Volvo’s Tariff Squeeze Shows How Other Automakers May Be Forced to Build More Vehicles in America

Volvo’s latest quarter reads like a snapshot of the pressure many global automakers are now facing in the U.S. market. The company said first-quarter operating profit fell 16% to 1.6 billion Swedish crowns, or about $172.6 million, while U.S. sales dropped 32% and China sales fell 17%. Volvo also acknowledged it underestimated the impact of the loss of the U.S. EV tax credit, especially because its plug-in hybrids had benefited heavily from the now-removed $7,500 incentive.

What stands out most is Volvo’s response. Instead of chasing volume with aggressive discounts, the company is trying to hold onto premium pricing and protect margins, even if that means giving up some sales in the short term. That is a risky move, but also a revealing one. It suggests Volvo believes the bigger threat is not just weaker demand, but getting dragged into a pricing war at the exact moment tariffs, currency swings, and global instability are already making the business harder to manage. Cost cuts have helped soften the blow so far, but Volvo has also made it clear that tariffs are changing the equation in a much more structural way.

And that is where this story becomes bigger than Volvo. The company plans to start building the XC60 in South Carolina in late 2026, adding local production beyond the EX90 already assembled there. That move looks less like a one-off adjustment and more like the kind of play other automakers selling imported vehicles in America may have to consider as tariff pressure lingers. If importing key models becomes too expensive, the obvious solution is to localize production, protect pricing power, and reduce exposure to policy swings that can wipe out margins almost overnight.

It is not hard to imagine other automotive companies in America making similar decisions. European and Asian brands that rely heavily on imported hybrids, EVs, or premium crossovers could face the same choice Volvo is facing now: absorb the tariff pain, cut prices and hurt the brand, or move more production stateside.

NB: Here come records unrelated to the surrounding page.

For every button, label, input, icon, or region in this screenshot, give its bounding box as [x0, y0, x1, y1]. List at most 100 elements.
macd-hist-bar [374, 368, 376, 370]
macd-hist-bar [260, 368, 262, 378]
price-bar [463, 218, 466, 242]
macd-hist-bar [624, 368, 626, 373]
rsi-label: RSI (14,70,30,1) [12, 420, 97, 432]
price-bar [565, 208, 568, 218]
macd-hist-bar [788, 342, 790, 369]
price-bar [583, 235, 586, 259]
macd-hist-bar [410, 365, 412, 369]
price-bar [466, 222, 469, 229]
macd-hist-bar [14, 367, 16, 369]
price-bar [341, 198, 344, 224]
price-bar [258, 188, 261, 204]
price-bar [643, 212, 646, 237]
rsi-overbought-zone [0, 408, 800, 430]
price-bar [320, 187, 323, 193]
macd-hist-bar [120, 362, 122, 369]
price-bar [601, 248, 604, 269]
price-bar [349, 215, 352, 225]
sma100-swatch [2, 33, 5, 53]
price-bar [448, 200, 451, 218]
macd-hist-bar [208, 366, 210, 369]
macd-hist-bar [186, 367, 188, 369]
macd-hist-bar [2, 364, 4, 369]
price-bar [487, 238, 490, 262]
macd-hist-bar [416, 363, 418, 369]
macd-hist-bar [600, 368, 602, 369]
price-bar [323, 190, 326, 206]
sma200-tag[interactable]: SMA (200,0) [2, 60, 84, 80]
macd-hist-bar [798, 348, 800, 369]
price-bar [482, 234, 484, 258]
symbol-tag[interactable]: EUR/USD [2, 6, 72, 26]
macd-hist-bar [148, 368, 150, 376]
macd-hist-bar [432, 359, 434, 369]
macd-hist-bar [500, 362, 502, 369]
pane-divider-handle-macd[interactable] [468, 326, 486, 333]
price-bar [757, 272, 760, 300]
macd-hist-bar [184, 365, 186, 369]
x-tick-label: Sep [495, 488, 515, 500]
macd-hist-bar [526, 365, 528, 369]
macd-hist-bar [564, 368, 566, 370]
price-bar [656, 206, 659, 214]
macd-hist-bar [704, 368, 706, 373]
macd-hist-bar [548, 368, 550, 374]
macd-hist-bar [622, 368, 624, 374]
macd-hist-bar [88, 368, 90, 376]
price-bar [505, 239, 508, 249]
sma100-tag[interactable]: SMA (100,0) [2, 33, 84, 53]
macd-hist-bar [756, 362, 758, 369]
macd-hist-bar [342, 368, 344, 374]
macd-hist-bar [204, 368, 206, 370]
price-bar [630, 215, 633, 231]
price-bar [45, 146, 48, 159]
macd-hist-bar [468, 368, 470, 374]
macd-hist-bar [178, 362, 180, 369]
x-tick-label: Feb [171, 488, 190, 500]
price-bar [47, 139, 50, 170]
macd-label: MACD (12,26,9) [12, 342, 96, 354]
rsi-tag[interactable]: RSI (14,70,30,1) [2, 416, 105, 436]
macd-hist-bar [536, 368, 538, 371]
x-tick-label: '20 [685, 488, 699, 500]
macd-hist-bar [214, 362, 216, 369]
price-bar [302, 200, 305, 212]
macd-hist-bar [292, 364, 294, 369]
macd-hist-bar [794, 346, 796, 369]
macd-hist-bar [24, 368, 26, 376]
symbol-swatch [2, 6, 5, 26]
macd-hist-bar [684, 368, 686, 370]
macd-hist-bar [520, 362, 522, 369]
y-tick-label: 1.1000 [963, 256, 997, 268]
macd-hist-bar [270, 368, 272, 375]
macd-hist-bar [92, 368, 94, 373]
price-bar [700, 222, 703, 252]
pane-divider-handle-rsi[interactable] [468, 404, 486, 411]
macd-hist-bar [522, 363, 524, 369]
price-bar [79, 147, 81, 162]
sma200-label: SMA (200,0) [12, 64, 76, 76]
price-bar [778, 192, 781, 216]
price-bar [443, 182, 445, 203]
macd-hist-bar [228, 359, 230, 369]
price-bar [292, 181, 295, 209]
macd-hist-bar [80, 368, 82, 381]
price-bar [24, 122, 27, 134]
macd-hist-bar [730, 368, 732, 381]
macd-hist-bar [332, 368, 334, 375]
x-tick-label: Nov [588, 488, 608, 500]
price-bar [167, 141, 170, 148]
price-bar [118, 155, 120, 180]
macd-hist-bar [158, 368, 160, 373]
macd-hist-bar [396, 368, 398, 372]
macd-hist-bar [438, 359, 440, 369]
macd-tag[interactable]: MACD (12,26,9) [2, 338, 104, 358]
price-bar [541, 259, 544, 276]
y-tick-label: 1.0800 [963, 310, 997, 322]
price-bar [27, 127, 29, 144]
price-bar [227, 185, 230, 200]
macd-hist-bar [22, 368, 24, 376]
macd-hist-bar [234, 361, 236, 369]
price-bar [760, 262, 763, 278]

None of those options is simple, but local assembly starts to look a lot more attractive when import costs rise and subsidies disappear. In that sense, Volvo may just be one of the earlier examples of a broader trend where automakers increasingly build closer to the customer not just for logistics, but for survival.

The real takeaway here is that tariffs do not just change sticker prices. They can reshape product plans, factory strategy, and even brand positioning. Volvo is trying to stay premium while adjusting its manufacturing footprint, and that balancing act may soon become familiar across the industry. For automakers with a meaningful U.S. presence but too much dependence on imported vehicles, Volvo’s playbook could end up looking less like an exception and more like the future.